Track machine learning training runs
The MLflow tracking component lets you log source properties, parameters, metrics, tags, and artifacts related to training a machine learning model. To get started with MLflow, try one of the MLflow quickstart tutorials.
MLflow tracking with experiments and runs
MLflow tracking is based on two concepts, experiments and runs:
An MLflow experiment is the primary unit of organization and access control for MLflow runs; all MLflow runs belong to an experiment. Experiments let you visualize, search for, and compare runs, as well as download run artifacts and metadata for analysis in other tools.
An MLflow run corresponds to a single execution of model code. Each run records the following information:
Source: Name of the notebook that launched the run or the project name and entry point for the run.
Version: Notebook revision if run from a notebook in a Databricks workspace, or Git commit hash if run from Databricks Repos or from an MLflow Project.
Start & end time: Start and end time of the run.
Parameters: Model parameters saved as key-value pairs. Both keys and values are strings.
Metrics: Model evaluation metrics saved as key-value pairs. The value is numeric. Each metric can be updated throughout the course of the run (for example, to track how your model’s loss function is converging), and MLflow records and lets you visualize the metric’s history.
Tags: Run metadata saved as key-value pairs. You can update tags during and after a run completes. Both keys and values are strings.
Artifacts: Output files in any format. For example, you can record images, models (for example, a pickled scikit-learn model), and data files (for example, a Parquet file) as an artifact.
The MLflow Tracking API logs parameters, metrics, tags, and artifacts from a model run. The Tracking API communicates with an MLflow tracking server. When you use Databricks, a Databricks-hosted tracking server logs the data. The hosted MLflow tracking server has Python, Java, and R APIs.
To learn how to control access to experiments, see MLflow Experiment permissions and Change permissions for experiment.

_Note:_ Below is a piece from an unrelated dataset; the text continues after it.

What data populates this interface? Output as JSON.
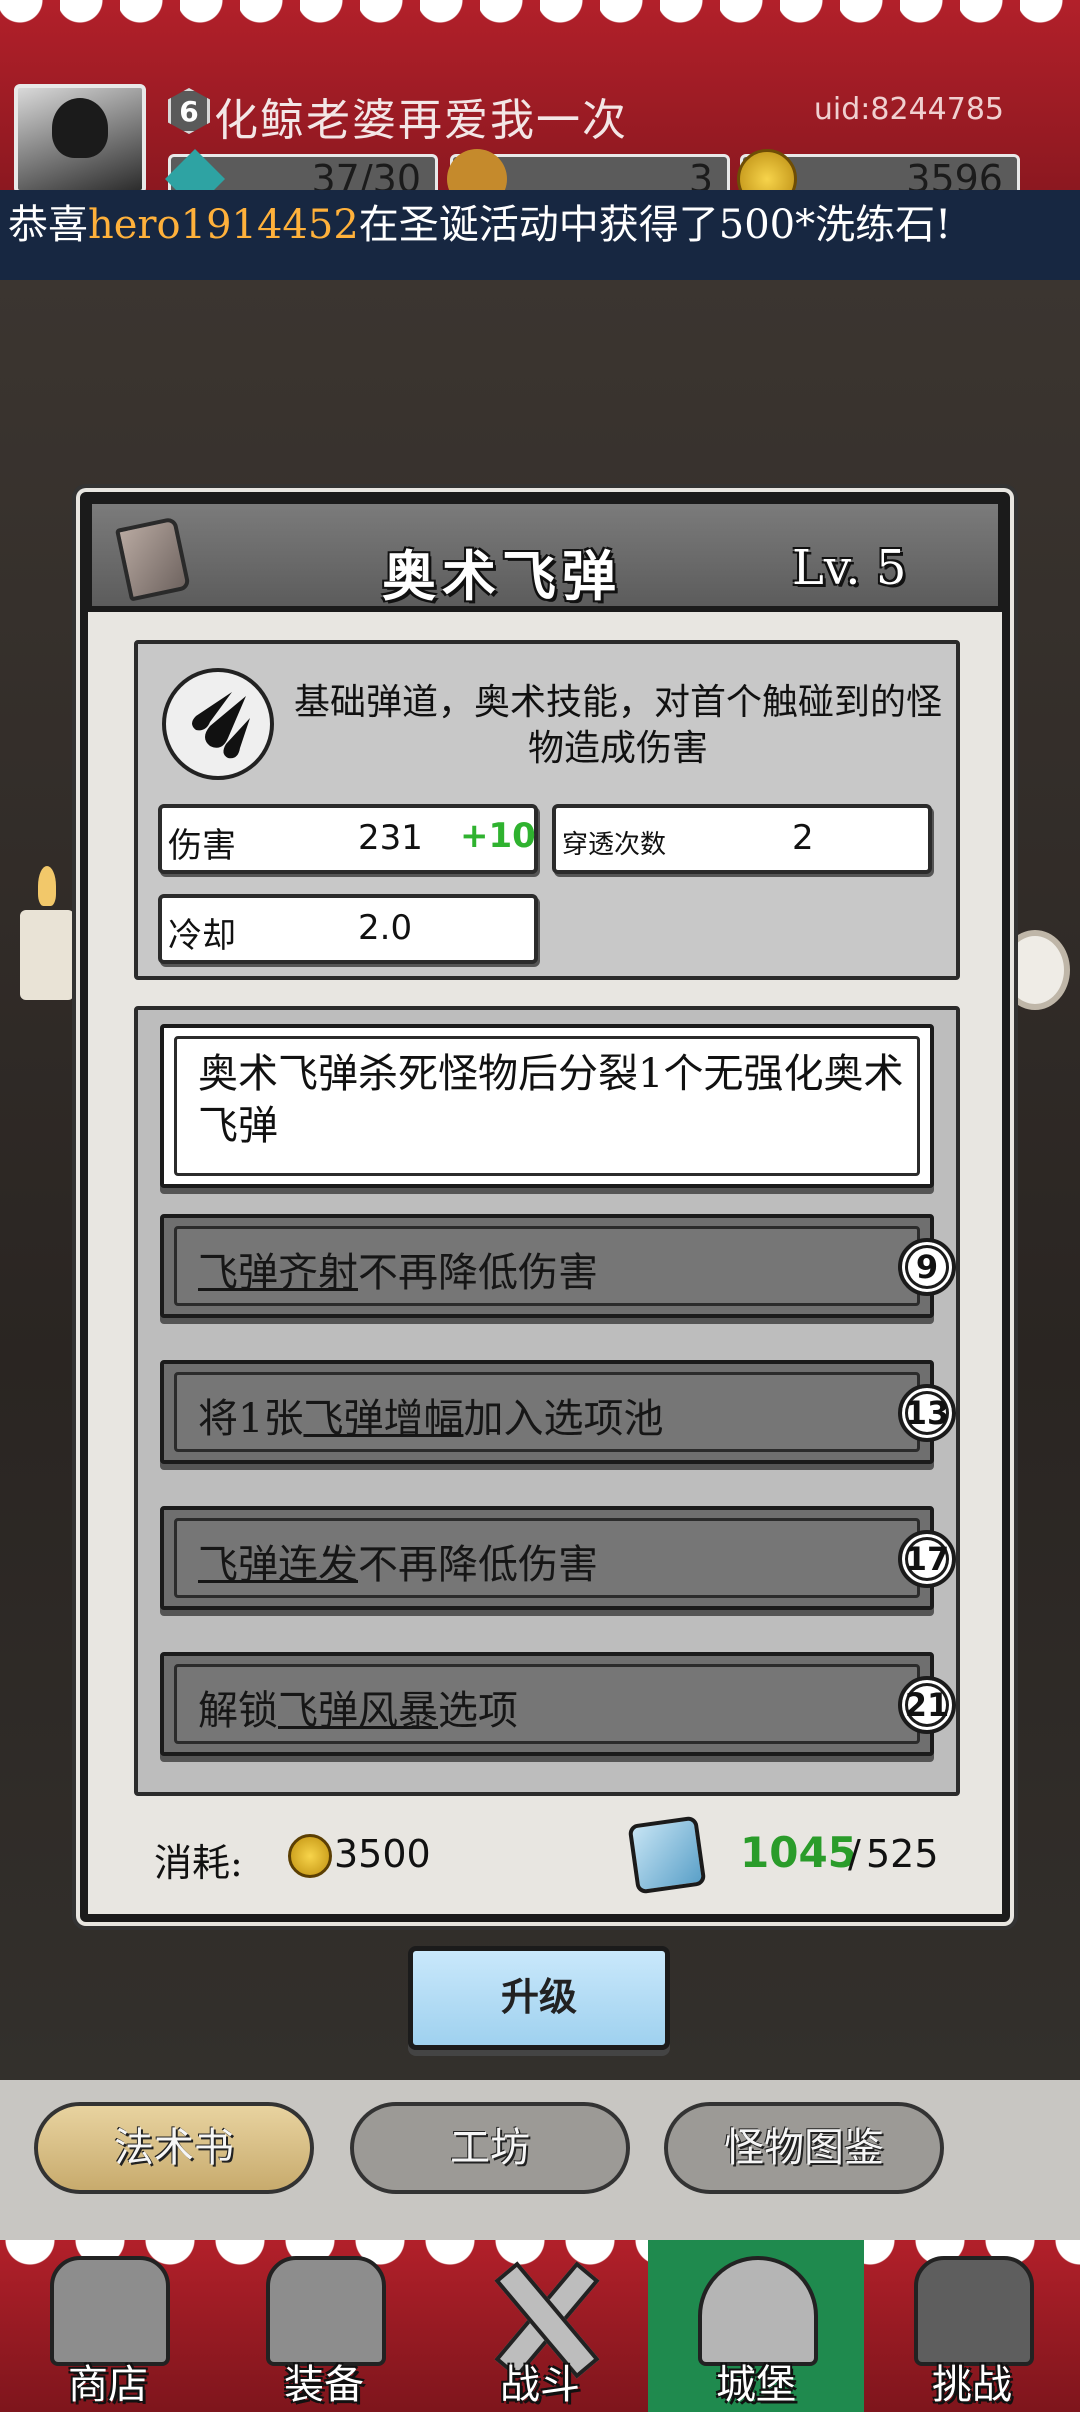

MLflow is installed on Databricks Runtime ML clusters. To use MLflow on a Databricks Runtime cluster, you must install the
mlflow library. For instructions on installing a library onto a cluster, see Install a library on a cluster. The specific packages to install for MLflow are:
For Python, select Library Source PyPI and enter
mlflowin the Package field.
For R, select Library Source CRAN and enter
mlflowin the Package field.
For Scala, install these two packages:
Select Library Source Maven and enter
org.mlflow:mlflow-client:1.11.0in the Coordinates field.
Select Library Source PyPI and enter
mlflowin the Package field.
Where MLflow runs are logged
All MLflow runs are logged to the active experiment, which can be set using any of the following ways:
Use the mlflow.set_experiment() command.
experiment_idparameter in the mlflow.start_run() command.
Set one of the MLflow environment variables MLFLOW_EXPERIMENT_NAME or MLFLOW_EXPERIMENT_ID.
If no active experiment is set, runs are logged to the notebook experiment.
To log your experiment results to a remotely hosted MLflow Tracking server in a workspace other than the one in which you are running your experiment, set the tracking URI to reference the remote workspace with
mlflow.set_tracking_uri(), and set the path to your experiment in the remote workspace by using
mlflow.set_tracking_uri(<uri_of_remote_workspace>) mlflow.set_experiment("path to experiment in remote workspace")
Logging example notebook
This notebook shows how to log runs to a notebook experiment and to a workspace experiment. Only MLflow runs initiated within a notebook can be logged to the notebook experiment. MLflow runs launched from any notebook or from the APIs can be logged to a workspace experiment. For information about viewing logged runs, see View notebook experiment and View workspace experiment.
You can use MLflow Python, Java or Scala, and R APIs to start runs and record run data. For details, see the MLflow quickstart notebooks.
Organize training runs with MLflow experiments
Experiments are units of organization for your model training runs. There are two types of experiments: workspace and notebook.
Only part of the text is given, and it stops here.